Il y a quelques jours, La Fabrique de la Cité s’interrogeait, dans une note, sur le caractère souhaitable et réaliste d’un projet sociétal de décroissance (La décroissance, modèle d’avenir ou illusion ?, 10 mars 2020). La crise profonde dans laquelle nous plonge la pandémie de Covid-19 depuis lors a transformé ce sujet de prospective en une réalité dont chacun ressentira les effets dans les mois et années à venir. Que la récession soit en marche, en France comme à l’échelle mondiale, ne fait plus aucun doute.

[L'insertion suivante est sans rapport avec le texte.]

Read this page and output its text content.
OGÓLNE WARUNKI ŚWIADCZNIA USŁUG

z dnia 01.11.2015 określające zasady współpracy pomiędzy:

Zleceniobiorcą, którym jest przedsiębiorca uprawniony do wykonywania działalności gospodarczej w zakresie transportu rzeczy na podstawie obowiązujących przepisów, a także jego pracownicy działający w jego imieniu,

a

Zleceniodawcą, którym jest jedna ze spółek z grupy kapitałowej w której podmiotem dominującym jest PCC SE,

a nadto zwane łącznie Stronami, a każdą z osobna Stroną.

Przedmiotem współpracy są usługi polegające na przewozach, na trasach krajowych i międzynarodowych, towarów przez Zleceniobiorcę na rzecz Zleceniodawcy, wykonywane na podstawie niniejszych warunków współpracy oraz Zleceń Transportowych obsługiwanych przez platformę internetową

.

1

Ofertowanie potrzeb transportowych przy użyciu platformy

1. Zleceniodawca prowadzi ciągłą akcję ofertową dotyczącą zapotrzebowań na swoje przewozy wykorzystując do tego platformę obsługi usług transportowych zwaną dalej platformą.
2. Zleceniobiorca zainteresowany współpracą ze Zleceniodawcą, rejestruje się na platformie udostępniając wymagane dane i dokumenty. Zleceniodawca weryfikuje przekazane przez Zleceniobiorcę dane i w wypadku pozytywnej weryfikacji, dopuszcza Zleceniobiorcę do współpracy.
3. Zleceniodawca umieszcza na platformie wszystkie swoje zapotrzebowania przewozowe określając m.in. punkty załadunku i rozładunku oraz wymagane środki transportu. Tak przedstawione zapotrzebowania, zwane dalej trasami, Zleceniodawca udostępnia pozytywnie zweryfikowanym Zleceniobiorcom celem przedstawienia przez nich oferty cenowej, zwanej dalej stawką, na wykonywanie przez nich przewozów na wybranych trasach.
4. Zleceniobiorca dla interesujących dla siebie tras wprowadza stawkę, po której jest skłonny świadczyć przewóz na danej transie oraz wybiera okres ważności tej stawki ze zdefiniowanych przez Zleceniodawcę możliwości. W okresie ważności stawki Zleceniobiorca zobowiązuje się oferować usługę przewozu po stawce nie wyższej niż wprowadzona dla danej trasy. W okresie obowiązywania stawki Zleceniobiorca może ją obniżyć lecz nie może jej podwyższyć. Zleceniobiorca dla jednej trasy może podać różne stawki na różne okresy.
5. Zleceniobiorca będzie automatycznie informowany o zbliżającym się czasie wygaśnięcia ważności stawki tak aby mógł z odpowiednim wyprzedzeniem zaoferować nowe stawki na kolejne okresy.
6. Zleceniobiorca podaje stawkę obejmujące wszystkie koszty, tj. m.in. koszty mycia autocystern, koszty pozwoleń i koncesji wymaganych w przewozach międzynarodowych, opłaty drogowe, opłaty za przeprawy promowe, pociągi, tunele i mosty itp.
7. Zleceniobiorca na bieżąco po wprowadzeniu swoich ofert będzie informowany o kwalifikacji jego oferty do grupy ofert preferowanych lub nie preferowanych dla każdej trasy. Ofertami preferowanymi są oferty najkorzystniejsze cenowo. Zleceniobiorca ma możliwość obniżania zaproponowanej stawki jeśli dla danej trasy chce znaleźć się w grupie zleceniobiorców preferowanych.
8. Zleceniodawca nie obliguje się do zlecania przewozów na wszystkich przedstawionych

D’ores et déjà les prévisions de croissance de l’économie française pour l’année 2020 ont été revues à la baisse : initialement estimée à 1,3%, la croissance devrait se transformer en récession d’1%, hypothèse qui peut toutefois paraître très optimiste. « Certains économistes évoquent déjà une morsure du virus sur la production deux à quatre fois plus profonde, avec une chute du PIB qui pourrait donc aller au-delà de 5 % [i] », affirment ainsi Les Échos. Il ne s’agit que du quatrième épisode de diminution de la croissance économique en France depuis les années 1950 : seuls le choc pétrolier de 1975, la crise économique de 1993 et la crise financière de 2009 avaient auparavant engendré une récession [ii]. Celle-ci s’accompagnera, à n’en pas douter, et a fortiorisi le confinement actuel était appelé à durer, d’une diminution notable de la consommation des ménages, aggravée encore par les difficultés économiques que traversent d’ores et déjà de nombreuses entreprises dont l’activité se trouve affectée par l’épidémie et le confinement.

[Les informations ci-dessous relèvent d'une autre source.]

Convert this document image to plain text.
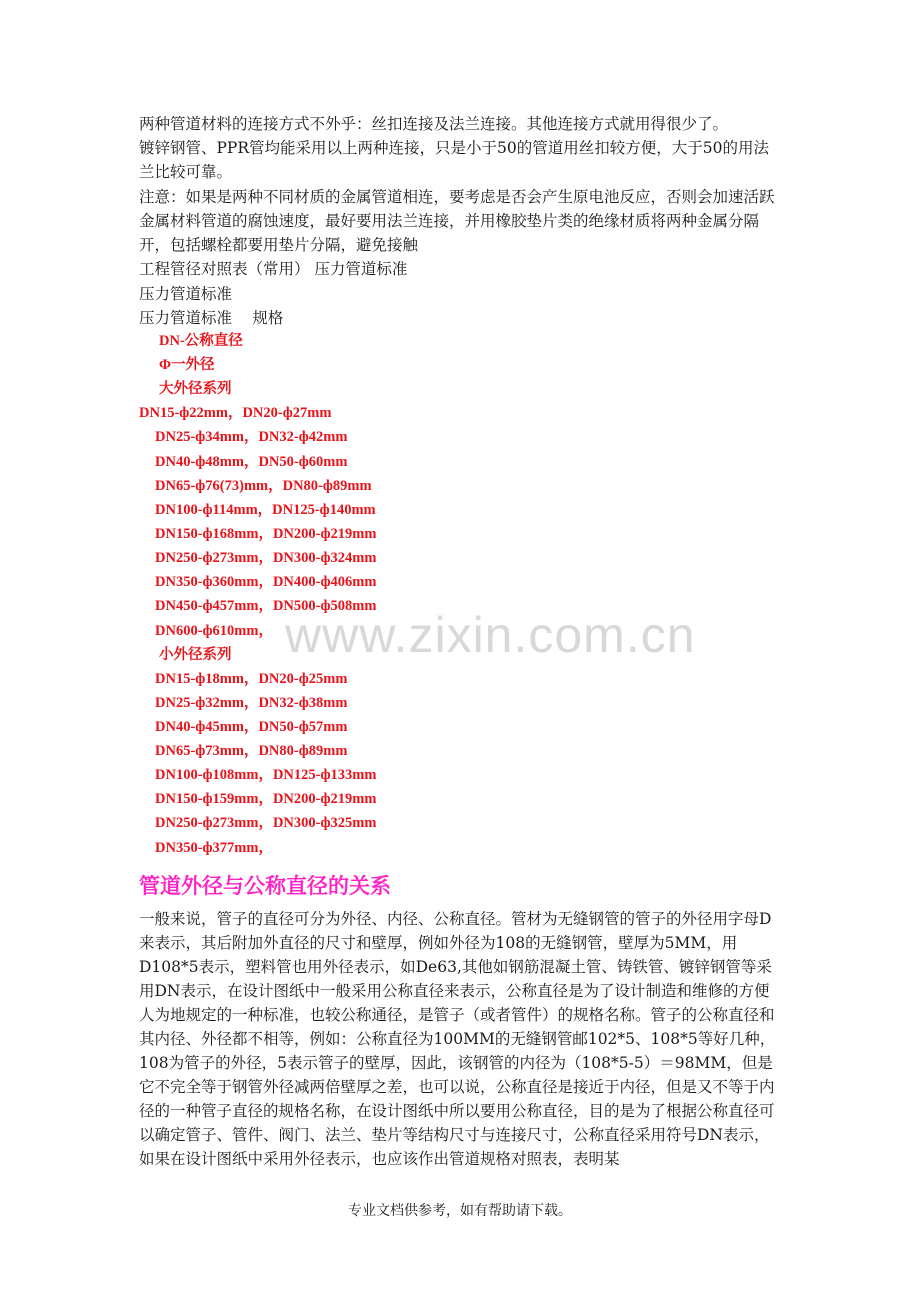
两种管道材料的连接方式不外乎：丝扣连接及法兰连接。其他连接方式就用得很少了。

镀锌钢管、PPR管均能采用以上两种连接，只是小于50的管道用丝扣较方便，大于50的用法兰比较可靠。

注意：如果是两种不同材质的金属管道相连，要考虑是否会产生原电池反应，否则会加速活跃金属材料管道的腐蚀速度，最好要用法兰连接，并用橡胶垫片类的绝缘材质将两种金属分隔开，包括螺栓都要用垫片分隔，避免接触

工程管径对照表（常用） 压力管道标准

压力管道标准

压力管道标准　 规格

DN-公称直径
Φ一外径
大外径系列
DN15-ф22mm，DN20-ф27mm
DN25-ф34mm，DN32-ф42mm
DN40-ф48mm，DN50-ф60mm
DN65-ф76(73)mm，DN80-ф89mm
DN100-ф114mm，DN125-ф140mm
DN150-ф168mm，DN200-ф219mm
DN250-ф273mm，DN300-ф324mm
DN350-ф360mm，DN400-ф406mm
DN450-ф457mm，DN500-ф508mm
DN600-ф610mm， www.zixin.com.cn
小外径系列
DN15-ф18mm，DN20-ф25mm
DN25-ф32mm，DN32-ф38mm
DN40-ф45mm，DN50-ф57mm
DN65-ф73mm，DN80-ф89mm
DN100-ф108mm，DN125-ф133mm
DN150-ф159mm，DN200-ф219mm
DN250-ф273mm，DN300-ф325mm
DN350-ф377mm，
管道外径与公称直径的关系

一般来说，管子的直径可分为外径、内径、公称直径。管材为无缝钢管的管子的外径用字母D来表示，其后附加外直径的尺寸和壁厚，例如外径为108的无缝钢管，壁厚为5MM，用D108*5表示，塑料管也用外径表示，如De63,其他如钢筋混凝土管、铸铁管、镀锌钢管等采用DN表示，在设计图纸中一般采用公称直径来表示，公称直径是为了设计制造和维修的方便人为地规定的一种标准，也较公称通径，是管子（或者管件）的规格名称。管子的公称直径和其内径、外径都不相等，例如：公称直径为100MM的无缝钢管邮102*5、108*5等好几种，108为管子的外径，5表示管子的壁厚，因此，该钢管的内径为（108*5-5）＝98MM，但是它不完全等于钢管外径减两倍壁厚之差，也可以说，公称直径是接近于内径，但是又不等于内径的一种管子直径的规格名称，在设计图纸中所以要用公称直径，目的是为了根据公称直径可以确定管子、管件、阀门、法兰、垫片等结构尺寸与连接尺寸，公称直径采用符号DN表示，如果在设计图纸中采用外径表示，也应该作出管道规格对照表，表明某

专业文档供参考，如有帮助请下载。
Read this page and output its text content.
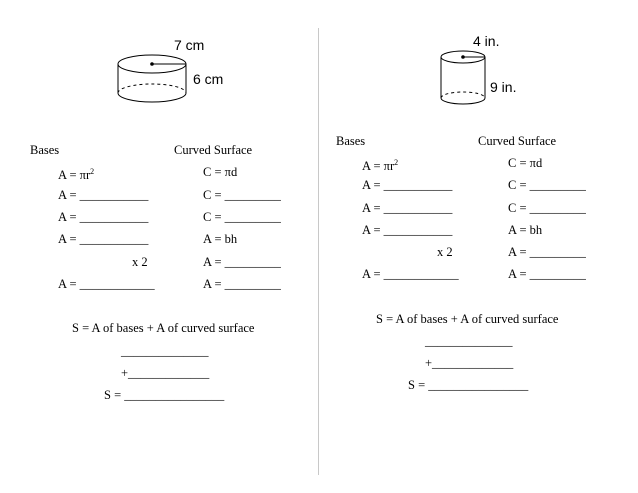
7 cm
6 cm
4 in.
9 in.
Bases	Curved Surface
$A = \pi r^2$
A = ___________
A = ___________
A = ___________
x 2
A = ____________
C = πd
C = _________
C = _________
A = bh
A = _________
A = _________
S = A of bases + A of curved surface
______________
+_____________
S = ________________
Bases	Curved Surface
$A = \pi r^2$
A = ___________
A = ___________
A = ___________
x 2
A = ____________
C = πd
C = _________
C = _________
A = bh
A = _________
A = _________
S = A of bases + A of curved surface
______________
+_____________
S = ________________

La décroissance est donc bien là. Mais gardons-nous de la confondre avec celle qu’appellent de leurs vœux, depuis plusieurs décennies, les « objecteurs de croissance », qui voient dans la poursuite de la croissance économique un objectif incompatible avec la transition écologique sur laquelle nous devons nécessairement nous engager. De nombreux observateurs n’hésitent toutefois pas à faire le parallèle, voyant dans le confinement et le coup porté à l’économie par la crise une expérience inédite de décroissance, dont les effets bénéfiques sur l’environnement se font par endroit déjà ressentir. L’exemple chinois est ainsi sur toutes les lèvres : la diminution du trafic aérien de 80% en février dans les 25 plus grands aéroports du pays [iii] et la fermeture de commerces et d’usines, si elles plongent l’économie chinoise dans la tourmente (« le recul de l’économie en février est bien pire que la baisse de 12% estimée [iv] », estime le China Chief Economist Forum), permettent dans le même temps à la Chine d’enregistrer une diminution de 36% la consommation de charbon dans ses centrales électriques ainsi qu’une baisse de 37% de ses niveaux de NO2 [v].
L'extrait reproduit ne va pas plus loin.